For Eugene Jaurecki, the documentarian who brings us Why We Fight, Eisenhower's caution is not just some musty political irony. It is the acorn from which a great poison oak has grown: the ever-more-lucrative partnership between the Pentagon and the manufacturers of weaponry that has the potential of perpetuating war ad infinitum as it nourishes corporate greed and strengthens the new American Imperium. Right-wingers are sure to detest and denounce almost every frame of Why We Fight (the title is a bittersweet bow to Frank Capra's stirring World War II-era propaganda films), but they may also be sorely discomfited -- not least because Jaurecki is a far more elusive target than the sloppy Moore, and because Jaurecki's indictment of U.S. foreign policy since the Truman years, while familiar, is far more articulate, wide-ranging and well-reasoned than the clumsy manipulations of Fahrenheit 9/11.

It's one thing for Gore Vidal, the fiercely dissident novelist and social commentator, to rebrand the nation as "the United States of Amnesia" in light of our belligerent past, quite another for Republican senator John McCain to worry aloud about the excesses of the Bush Doctrine, which amounts to the dissemination of democracy at gunpoint.

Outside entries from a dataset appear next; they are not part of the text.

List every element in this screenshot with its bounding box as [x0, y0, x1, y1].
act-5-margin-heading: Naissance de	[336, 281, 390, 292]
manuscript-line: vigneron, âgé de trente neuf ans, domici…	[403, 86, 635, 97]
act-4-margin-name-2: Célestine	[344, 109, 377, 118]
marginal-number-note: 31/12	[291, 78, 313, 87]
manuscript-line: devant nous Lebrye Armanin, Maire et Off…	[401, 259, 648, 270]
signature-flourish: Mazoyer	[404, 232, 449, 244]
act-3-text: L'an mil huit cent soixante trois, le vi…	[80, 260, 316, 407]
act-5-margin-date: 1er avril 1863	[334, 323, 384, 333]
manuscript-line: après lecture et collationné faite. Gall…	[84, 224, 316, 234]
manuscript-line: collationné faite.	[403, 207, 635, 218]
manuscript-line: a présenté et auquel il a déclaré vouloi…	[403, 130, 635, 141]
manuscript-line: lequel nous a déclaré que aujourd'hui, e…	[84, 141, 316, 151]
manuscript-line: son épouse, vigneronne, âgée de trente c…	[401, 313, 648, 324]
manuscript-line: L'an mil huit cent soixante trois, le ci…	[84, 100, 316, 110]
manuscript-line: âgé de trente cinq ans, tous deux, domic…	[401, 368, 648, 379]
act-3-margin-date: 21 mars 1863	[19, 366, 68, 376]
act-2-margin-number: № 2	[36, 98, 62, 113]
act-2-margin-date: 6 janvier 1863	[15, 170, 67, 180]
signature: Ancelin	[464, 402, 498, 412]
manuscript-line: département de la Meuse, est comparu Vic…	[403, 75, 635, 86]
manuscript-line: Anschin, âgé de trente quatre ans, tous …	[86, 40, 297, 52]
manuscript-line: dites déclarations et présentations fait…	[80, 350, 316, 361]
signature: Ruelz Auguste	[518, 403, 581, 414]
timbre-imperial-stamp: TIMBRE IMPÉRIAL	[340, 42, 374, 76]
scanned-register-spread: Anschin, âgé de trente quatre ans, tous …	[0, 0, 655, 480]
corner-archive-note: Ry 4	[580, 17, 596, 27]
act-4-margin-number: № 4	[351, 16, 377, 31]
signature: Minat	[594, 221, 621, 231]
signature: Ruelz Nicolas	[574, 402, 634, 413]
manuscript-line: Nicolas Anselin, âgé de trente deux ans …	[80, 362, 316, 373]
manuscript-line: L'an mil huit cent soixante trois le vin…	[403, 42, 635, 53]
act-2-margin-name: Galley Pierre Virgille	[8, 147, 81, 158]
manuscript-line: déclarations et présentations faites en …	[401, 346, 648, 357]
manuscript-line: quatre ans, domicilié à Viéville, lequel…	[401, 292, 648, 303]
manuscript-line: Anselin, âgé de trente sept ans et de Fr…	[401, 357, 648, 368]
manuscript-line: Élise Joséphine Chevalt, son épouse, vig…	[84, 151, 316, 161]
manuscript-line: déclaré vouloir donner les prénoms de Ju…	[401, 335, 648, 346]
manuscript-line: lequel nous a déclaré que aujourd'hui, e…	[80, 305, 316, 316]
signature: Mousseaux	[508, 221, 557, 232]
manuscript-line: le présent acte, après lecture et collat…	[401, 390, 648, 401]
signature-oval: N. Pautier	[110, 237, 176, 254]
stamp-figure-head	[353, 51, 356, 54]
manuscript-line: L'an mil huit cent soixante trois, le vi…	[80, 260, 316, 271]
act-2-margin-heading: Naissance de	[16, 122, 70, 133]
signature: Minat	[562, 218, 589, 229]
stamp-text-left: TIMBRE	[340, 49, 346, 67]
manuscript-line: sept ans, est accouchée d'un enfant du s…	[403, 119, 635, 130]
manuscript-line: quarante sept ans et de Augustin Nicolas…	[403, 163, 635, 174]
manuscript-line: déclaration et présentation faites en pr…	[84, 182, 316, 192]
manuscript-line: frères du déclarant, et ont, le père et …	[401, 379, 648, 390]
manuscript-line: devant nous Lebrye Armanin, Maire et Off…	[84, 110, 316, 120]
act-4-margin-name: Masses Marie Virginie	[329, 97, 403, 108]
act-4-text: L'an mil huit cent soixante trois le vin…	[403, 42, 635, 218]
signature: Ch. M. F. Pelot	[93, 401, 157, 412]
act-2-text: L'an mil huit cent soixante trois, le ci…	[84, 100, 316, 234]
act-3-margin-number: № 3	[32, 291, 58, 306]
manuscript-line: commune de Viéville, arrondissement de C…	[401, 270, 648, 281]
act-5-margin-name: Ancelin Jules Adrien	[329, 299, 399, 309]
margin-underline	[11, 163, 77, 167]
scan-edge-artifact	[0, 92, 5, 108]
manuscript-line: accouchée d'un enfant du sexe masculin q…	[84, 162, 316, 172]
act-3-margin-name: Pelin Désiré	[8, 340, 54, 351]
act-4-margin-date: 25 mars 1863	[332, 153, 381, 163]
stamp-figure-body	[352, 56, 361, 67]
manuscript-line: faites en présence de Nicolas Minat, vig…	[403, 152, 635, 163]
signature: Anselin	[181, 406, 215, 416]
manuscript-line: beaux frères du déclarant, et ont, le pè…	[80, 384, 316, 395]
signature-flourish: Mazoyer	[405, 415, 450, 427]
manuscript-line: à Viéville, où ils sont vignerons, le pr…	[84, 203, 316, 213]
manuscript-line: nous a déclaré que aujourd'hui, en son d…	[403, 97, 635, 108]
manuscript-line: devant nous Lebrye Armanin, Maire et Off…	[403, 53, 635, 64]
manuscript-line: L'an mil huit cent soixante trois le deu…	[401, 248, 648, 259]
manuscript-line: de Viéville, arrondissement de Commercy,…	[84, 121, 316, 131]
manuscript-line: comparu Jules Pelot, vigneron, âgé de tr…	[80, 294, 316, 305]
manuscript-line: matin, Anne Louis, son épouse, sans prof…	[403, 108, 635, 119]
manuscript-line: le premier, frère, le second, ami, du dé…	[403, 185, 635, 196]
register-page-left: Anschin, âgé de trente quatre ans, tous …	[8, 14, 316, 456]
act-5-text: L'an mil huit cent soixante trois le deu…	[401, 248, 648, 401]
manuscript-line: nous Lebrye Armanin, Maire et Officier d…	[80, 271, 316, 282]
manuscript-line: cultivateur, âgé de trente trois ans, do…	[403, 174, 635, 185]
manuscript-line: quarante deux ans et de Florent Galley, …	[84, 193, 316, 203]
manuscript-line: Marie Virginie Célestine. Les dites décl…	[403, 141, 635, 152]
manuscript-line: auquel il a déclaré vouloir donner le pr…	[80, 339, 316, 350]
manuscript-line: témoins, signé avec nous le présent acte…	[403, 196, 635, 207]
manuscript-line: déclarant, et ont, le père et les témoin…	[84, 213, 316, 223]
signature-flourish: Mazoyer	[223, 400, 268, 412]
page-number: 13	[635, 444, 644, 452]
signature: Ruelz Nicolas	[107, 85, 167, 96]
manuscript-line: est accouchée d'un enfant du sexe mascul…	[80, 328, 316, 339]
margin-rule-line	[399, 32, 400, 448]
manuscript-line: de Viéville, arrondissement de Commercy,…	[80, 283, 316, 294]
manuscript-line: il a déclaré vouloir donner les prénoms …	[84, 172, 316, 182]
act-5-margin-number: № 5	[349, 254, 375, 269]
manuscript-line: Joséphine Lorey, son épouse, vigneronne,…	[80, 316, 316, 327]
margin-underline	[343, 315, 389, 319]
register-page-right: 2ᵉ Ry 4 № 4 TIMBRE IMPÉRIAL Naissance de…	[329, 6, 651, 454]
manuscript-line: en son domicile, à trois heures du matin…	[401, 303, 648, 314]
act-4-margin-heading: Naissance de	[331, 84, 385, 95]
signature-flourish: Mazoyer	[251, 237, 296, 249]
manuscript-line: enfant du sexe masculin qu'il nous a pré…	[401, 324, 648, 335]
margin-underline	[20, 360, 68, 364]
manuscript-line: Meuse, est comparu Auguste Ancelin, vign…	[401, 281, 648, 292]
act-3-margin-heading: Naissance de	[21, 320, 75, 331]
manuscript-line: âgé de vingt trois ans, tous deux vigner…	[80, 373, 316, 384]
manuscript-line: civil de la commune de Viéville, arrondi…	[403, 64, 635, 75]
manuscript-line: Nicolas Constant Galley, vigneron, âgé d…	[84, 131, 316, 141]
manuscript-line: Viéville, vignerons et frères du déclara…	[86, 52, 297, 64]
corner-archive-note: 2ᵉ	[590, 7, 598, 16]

Those who don't balk at Pentagon ideologue Richard Perle's acknowledgement of "a radical shift of policy" in the days and weeks following 9/11 may still take pause at the proud assertion of a defense contractor at a weapons trade show regarding his relationship with the U.S. government: "Collusion is our business," he boasts. And no one in the house -- lefty, neo-con or middle-of-the-roader -- could fail to heed retired New York cop and Vietnam veteran Wilton Sekzer, whose son was killed in the attacks on the World Trade Center. Grief-stricken and outraged, Sekzer sought some kind of satisfaction for his loss and thought he finally got it when the U.S. military agreed to paint his son's name on a bomb dropped in Iraq. Late in Why We Fight, though, we witness the drama of Sekzer's disillusionment when he learned that the supposed link between 9/11 and Saddam Hussein was a Bush fiction. "Why did he lie?" Sekzer asks. "There's something wrong with the entire system."

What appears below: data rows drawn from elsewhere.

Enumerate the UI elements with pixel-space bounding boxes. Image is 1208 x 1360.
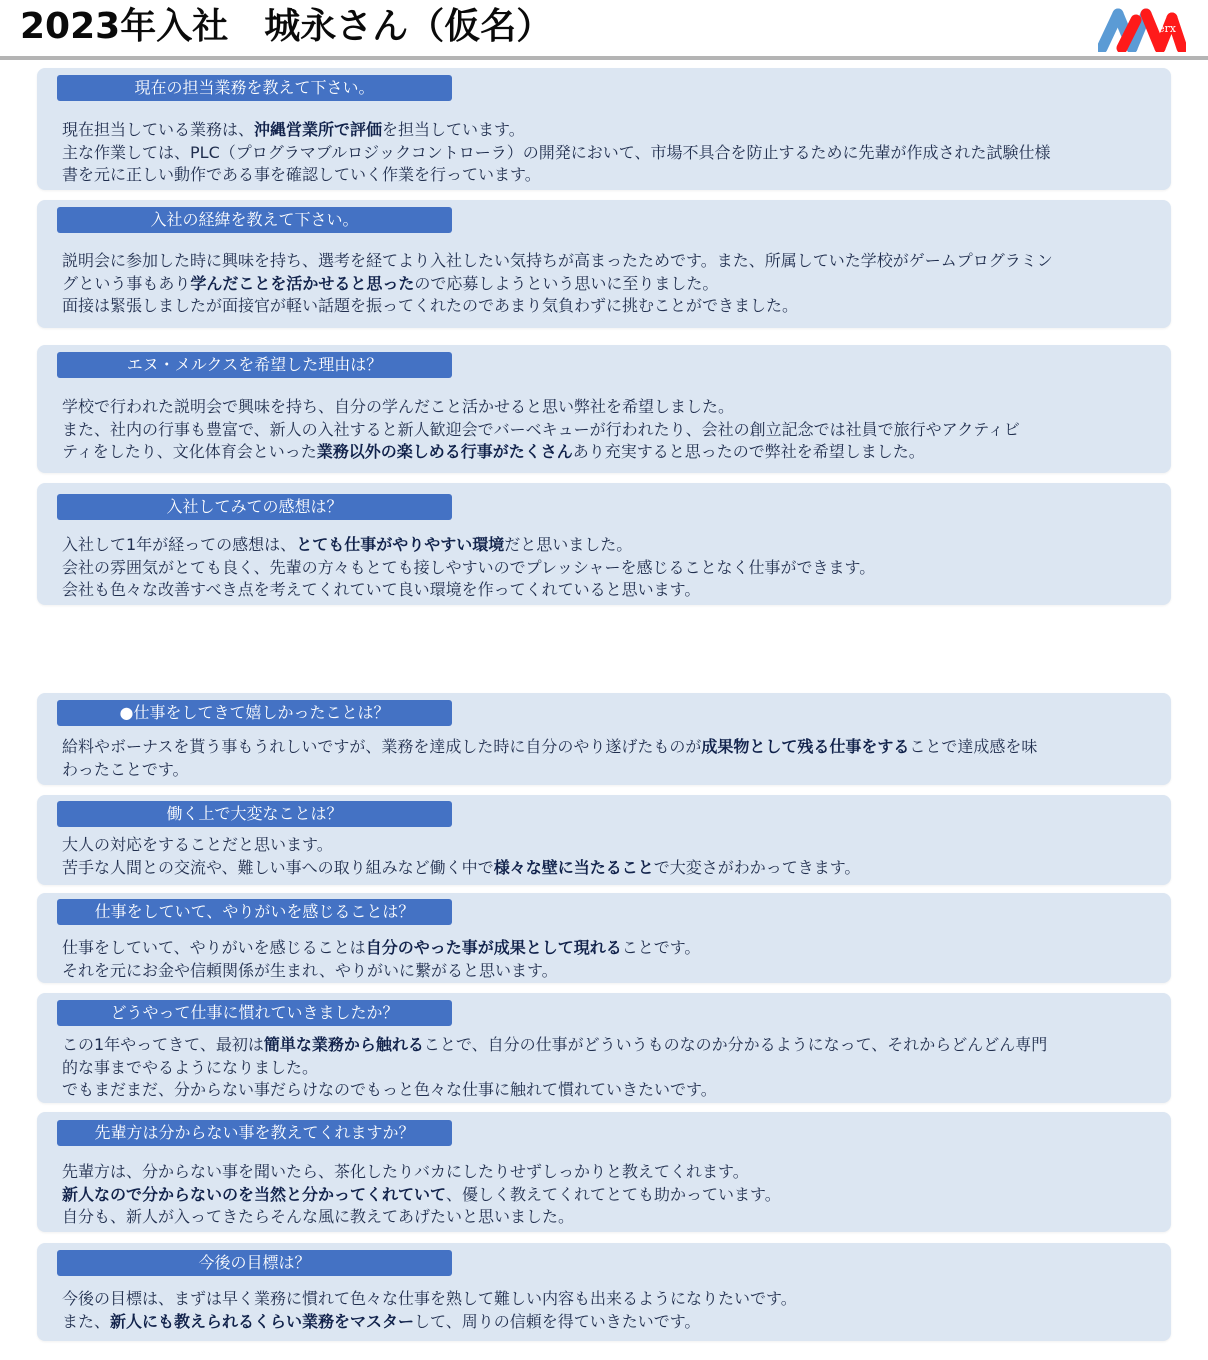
answer-line: 仕事をしていて、やりがいを感じることは自分のやった事が成果として現れることです。 <box>62 937 1143 960</box>
answer-run: それを元にお金や信頼関係が生まれ、やりがいに繋がると思います。 <box>62 961 558 980</box>
answer-run: 給料やボーナスを貰う事もうれしいですが、業務を達成した時に自分のやり遂げたものが <box>62 737 701 756</box>
qa-card-getting-used: どうやって仕事に慣れていきましたか？ この1年やってきて、最初は簡単な業務から触… <box>37 993 1171 1103</box>
company-logo: erx <box>1098 8 1186 52</box>
emphasis-text: 簡単な業務から触れる <box>264 1035 424 1054</box>
answer-line: でもまだまだ、分からない事だらけなのでもっと色々な仕事に触れて慣れていきたいです… <box>62 1079 1143 1102</box>
answer-text: 現在担当している業務は、沖縄営業所で評価を担当しています。主な作業しては、PLC… <box>62 119 1143 187</box>
emphasis-text: 新人にも教えられるくらい業務をマスター <box>110 1312 414 1331</box>
answer-run: グという事もあり <box>62 274 190 293</box>
answer-text: 先輩方は、分からない事を聞いたら、茶化したりバカにしたりせずしっかりと教えてくれ… <box>62 1161 1143 1229</box>
qa-card-joining-background: 入社の経緯を教えて下さい。 説明会に参加した時に興味を持ち、選考を経てより入社し… <box>37 200 1171 328</box>
answer-line: 学校で行われた説明会で興味を持ち、自分の学んだこと活かせると思い弊社を希望しまし… <box>62 396 1143 419</box>
answer-line: 給料やボーナスを貰う事もうれしいですが、業務を達成した時に自分のやり遂げたものが… <box>62 736 1143 759</box>
answer-line: それを元にお金や信頼関係が生まれ、やりがいに繋がると思います。 <box>62 960 1143 983</box>
answer-line: 会社の雰囲気がとても良く、先輩の方々もとても接しやすいのでプレッシャーを感じるこ… <box>62 557 1143 580</box>
answer-run: 仕事をしていて、やりがいを感じることは <box>62 938 366 957</box>
page-title: 2023年入社 城永さん（仮名） <box>20 4 552 50</box>
qa-card-happy-moments: ●仕事をしてきて嬉しかったことは？ 給料やボーナスを貰う事もうれしいですが、業務… <box>37 693 1171 785</box>
answer-run: ティをしたり、文化体育会といった <box>62 442 317 461</box>
answer-line: 先輩方は、分からない事を聞いたら、茶化したりバカにしたりせずしっかりと教えてくれ… <box>62 1161 1143 1184</box>
emphasis-text: とても仕事がやりやすい環境 <box>296 535 504 554</box>
answer-line: 書を元に正しい動作である事を確認していく作業を行っています。 <box>62 164 1143 187</box>
answer-text: 入社して1年が経っての感想は、とても仕事がやりやすい環境だと思いました。会社の雰… <box>62 534 1143 602</box>
emphasis-text: 様々な壁に当たること <box>494 858 654 877</box>
question-label: 入社してみての感想は？ <box>57 494 452 520</box>
answer-run: でもまだまだ、分からない事だらけなのでもっと色々な仕事に触れて慣れていきたいです… <box>62 1080 717 1099</box>
answer-line: また、社内の行事も豊富で、新人の入社すると新人歓迎会でバーベキューが行われたり、… <box>62 419 1143 442</box>
answer-run: この1年やってきて、最初は <box>62 1035 264 1054</box>
answer-run: また、 <box>62 1312 110 1331</box>
question-label: 現在の担当業務を教えて下さい。 <box>57 75 452 101</box>
answer-run: 、優しく教えてくれてとても助かっています。 <box>446 1185 781 1204</box>
answer-run: 書を元に正しい動作である事を確認していく作業を行っています。 <box>62 165 541 184</box>
header-divider <box>0 56 1208 60</box>
answer-run: 自分も、新人が入ってきたらそんな風に教えてあげたいと思いました。 <box>62 1207 574 1226</box>
emphasis-text: 自分のやった事が成果として現れる <box>366 938 622 957</box>
answer-run: わったことです。 <box>62 760 189 779</box>
answer-run: ので応募しようという思いに至りました。 <box>414 274 718 293</box>
answer-text: 説明会に参加した時に興味を持ち、選考を経てより入社したい気持ちが高まったためです… <box>62 250 1143 318</box>
answer-run: を担当しています。 <box>382 120 525 139</box>
question-label: 仕事をしていて、やりがいを感じることは？ <box>57 899 452 925</box>
emphasis-text: 成果物として残る仕事をする <box>701 737 909 756</box>
answer-line: 会社も色々な改善すべき点を考えてくれていて良い環境を作ってくれていると思います。 <box>62 579 1143 602</box>
answer-run: 入社して1年が経っての感想は、 <box>62 535 296 554</box>
answer-run: で大変さがわかってきます。 <box>654 858 861 877</box>
qa-card-current-duties: 現在の担当業務を教えて下さい。 現在担当している業務は、沖縄営業所で評価を担当し… <box>37 68 1171 190</box>
answer-run: して、周りの信頼を得ていきたいです。 <box>414 1312 700 1331</box>
answer-run: 大人の対応をすることだと思います。 <box>62 835 333 854</box>
answer-line: 説明会に参加した時に興味を持ち、選考を経てより入社したい気持ちが高まったためです… <box>62 250 1143 273</box>
answer-line: ティをしたり、文化体育会といった業務以外の楽しめる行事がたくさんあり充実すると思… <box>62 441 1143 464</box>
qa-card-difficulties: 働く上で大変なことは？ 大人の対応をすることだと思います。苦手な人間との交流や、… <box>37 795 1171 885</box>
answer-run: また、社内の行事も豊富で、新人の入社すると新人歓迎会でバーベキューが行われたり、… <box>62 420 1020 439</box>
answer-run: 面接は緊張しましたが面接官が軽い話題を振ってくれたのであまり気負わずに挑むことが… <box>62 296 798 315</box>
answer-line: 自分も、新人が入ってきたらそんな風に教えてあげたいと思いました。 <box>62 1206 1143 1229</box>
answer-run: 今後の目標は、まずは早く業務に慣れて色々な仕事を熟して難しい内容も出来るようにな… <box>62 1289 797 1308</box>
answer-line: 苦手な人間との交流や、難しい事への取り組みなど働く中で様々な壁に当たることで大変… <box>62 857 1143 880</box>
answer-line: 主な作業しては、PLC（プログラマブルロジックコントローラ）の開発において、市場… <box>62 142 1143 165</box>
answer-line: この1年やってきて、最初は簡単な業務から触れることで、自分の仕事がどういうものな… <box>62 1034 1143 1057</box>
answer-text: 大人の対応をすることだと思います。苦手な人間との交流や、難しい事への取り組みなど… <box>62 834 1143 879</box>
emphasis-text: 業務以外の楽しめる行事がたくさん <box>317 442 573 461</box>
answer-run: 学校で行われた説明会で興味を持ち、自分の学んだこと活かせると思い弊社を希望しまし… <box>62 397 734 416</box>
emphasis-text: 学んだことを活かせると思った <box>190 274 414 293</box>
answer-line: 大人の対応をすることだと思います。 <box>62 834 1143 857</box>
answer-run: だと思いました。 <box>504 535 632 554</box>
answer-line: 入社して1年が経っての感想は、とても仕事がやりやすい環境だと思いました。 <box>62 534 1143 557</box>
question-label: 働く上で大変なことは？ <box>57 801 452 827</box>
question-label: どうやって仕事に慣れていきましたか？ <box>57 1000 452 1026</box>
answer-run: ことで達成感を味 <box>909 737 1037 756</box>
answer-run: 的な事までやるようになりました。 <box>62 1058 318 1077</box>
answer-line: 現在担当している業務は、沖縄営業所で評価を担当しています。 <box>62 119 1143 142</box>
svg-text:erx: erx <box>1158 22 1177 35</box>
answer-run: ことで、自分の仕事がどういうものなのか分かるようになって、それからどんどん専門 <box>424 1035 1047 1054</box>
answer-line: 面接は緊張しましたが面接官が軽い話題を振ってくれたのであまり気負わずに挑むことが… <box>62 295 1143 318</box>
answer-run: 主な作業しては、PLC（プログラマブルロジックコントローラ）の開発において、市場… <box>62 143 1050 162</box>
answer-run: ことです。 <box>622 938 701 957</box>
question-label: 先輩方は分からない事を教えてくれますか？ <box>57 1120 452 1146</box>
qa-card-rewarding: 仕事をしていて、やりがいを感じることは？ 仕事をしていて、やりがいを感じることは… <box>37 893 1171 983</box>
answer-line: 今後の目標は、まずは早く業務に慣れて色々な仕事を熟して難しい内容も出来るようにな… <box>62 1288 1143 1311</box>
answer-line: わったことです。 <box>62 759 1143 782</box>
question-label: 今後の目標は？ <box>57 1250 452 1276</box>
answer-text: 給料やボーナスを貰う事もうれしいですが、業務を達成した時に自分のやり遂げたものが… <box>62 736 1143 781</box>
page-header: 2023年入社 城永さん（仮名） erx <box>0 0 1208 56</box>
answer-line: グという事もあり学んだことを活かせると思ったので応募しようという思いに至りました… <box>62 273 1143 296</box>
question-label: エヌ・メルクスを希望した理由は？ <box>57 352 452 378</box>
emphasis-text: 沖縄営業所で評価 <box>254 120 382 139</box>
emphasis-text: 新人なので分からないのを当然と分かってくれていて <box>62 1185 446 1204</box>
answer-run: 先輩方は、分からない事を聞いたら、茶化したりバカにしたりせずしっかりと教えてくれ… <box>62 1162 749 1181</box>
question-label: 入社の経緯を教えて下さい。 <box>57 207 452 233</box>
answer-line: 的な事までやるようになりました。 <box>62 1057 1143 1080</box>
answer-line: また、新人にも教えられるくらい業務をマスターして、周りの信頼を得ていきたいです。 <box>62 1311 1143 1334</box>
answer-run: 苦手な人間との交流や、難しい事への取り組みなど働く中で <box>62 858 494 877</box>
answer-run: 現在担当している業務は、 <box>62 120 254 139</box>
answer-run: 会社も色々な改善すべき点を考えてくれていて良い環境を作ってくれていると思います。 <box>62 580 700 599</box>
qa-card-impressions: 入社してみての感想は？ 入社して1年が経っての感想は、とても仕事がやりやすい環境… <box>37 483 1171 605</box>
logo-mark-icon: erx <box>1098 8 1186 52</box>
question-label: ●仕事をしてきて嬉しかったことは？ <box>57 700 452 726</box>
qa-card-senior-support: 先輩方は分からない事を教えてくれますか？ 先輩方は、分からない事を聞いたら、茶化… <box>37 1112 1171 1232</box>
answer-run: あり充実すると思ったので弊社を希望しました。 <box>573 442 925 461</box>
answer-text: 仕事をしていて、やりがいを感じることは自分のやった事が成果として現れることです。… <box>62 937 1143 982</box>
answer-text: 今後の目標は、まずは早く業務に慣れて色々な仕事を熟して難しい内容も出来るようにな… <box>62 1288 1143 1333</box>
answer-run: 会社の雰囲気がとても良く、先輩の方々もとても接しやすいのでプレッシャーを感じるこ… <box>62 558 875 577</box>
qa-card-future-goals: 今後の目標は？ 今後の目標は、まずは早く業務に慣れて色々な仕事を熟して難しい内容… <box>37 1243 1171 1341</box>
answer-line: 新人なので分からないのを当然と分かってくれていて、優しく教えてくれてとても助かっ… <box>62 1184 1143 1207</box>
answer-text: この1年やってきて、最初は簡単な業務から触れることで、自分の仕事がどういうものな… <box>62 1034 1143 1102</box>
qa-card-reason-for-choosing: エヌ・メルクスを希望した理由は？ 学校で行われた説明会で興味を持ち、自分の学んだ… <box>37 345 1171 473</box>
answer-run: 説明会に参加した時に興味を持ち、選考を経てより入社したい気持ちが高まったためです… <box>62 251 1053 270</box>
answer-text: 学校で行われた説明会で興味を持ち、自分の学んだこと活かせると思い弊社を希望しまし… <box>62 396 1143 464</box>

The system that worried Eisenhower has in recent years expanded into four powerful components, Jaurecki asserts: the Pentagon (which now manufactures its own falsified intelligence); defense contractors (who provide all those not-so-"smart" bombs); Congress (whose members create economic incentives for their districts); and think tanks (which dream up new threats and new rationalizations for war). In other words, as one exasperated critic points out, "The corporate elites and the political elites are the same people." The military-industrial complex in the 21st century is so far-reaching, political scientist and former top CIA man Chalmers Johnson adds, that we no longer even see it. Don't believe that? Witness the considerable powers of Deadeye Dick Cheney, who left the Halliburton boardroom to become a chief architect of the so-called war on terror. In Jaurecki's film, we find the vice president opining once more on what awaits American troops in the streets of Fallujah: "We will be greeted as liberators." Or at least as suppliers of portable toilets and bologna sandwiches.

To the extent that Why We Fight is agitprop, it's more convincing agitprop than most of the outraged political documentaries that have flooded the screen in the last three years, and that may account for its winning the Grand Jury Prize last year at Sundance. Jaurecki (whose earlier cry of the heart was The Trials of Henry Kissinger) is angry, all right: Witness his telling visit to to the main Baghdad morgue, where 90 percent of the dead are civilians, or his exchanges with defrocked lieutenant colonel Karen Kwiatkowski, a whisteblower now opposing her former colleagues at the Pentagon's Middle East desk. But Jaurecki's anger is measured and focused, and in the end his film is more melancholy than heated, a lament for trampled American values and squandered American prestige. Greed has thrashed democracy in the free marketplace, Why We Fight concludes, and we may pay the price for generations to come. Wherever he is, that commie peacenik Eisenhower must be enjoying a bitter laugh.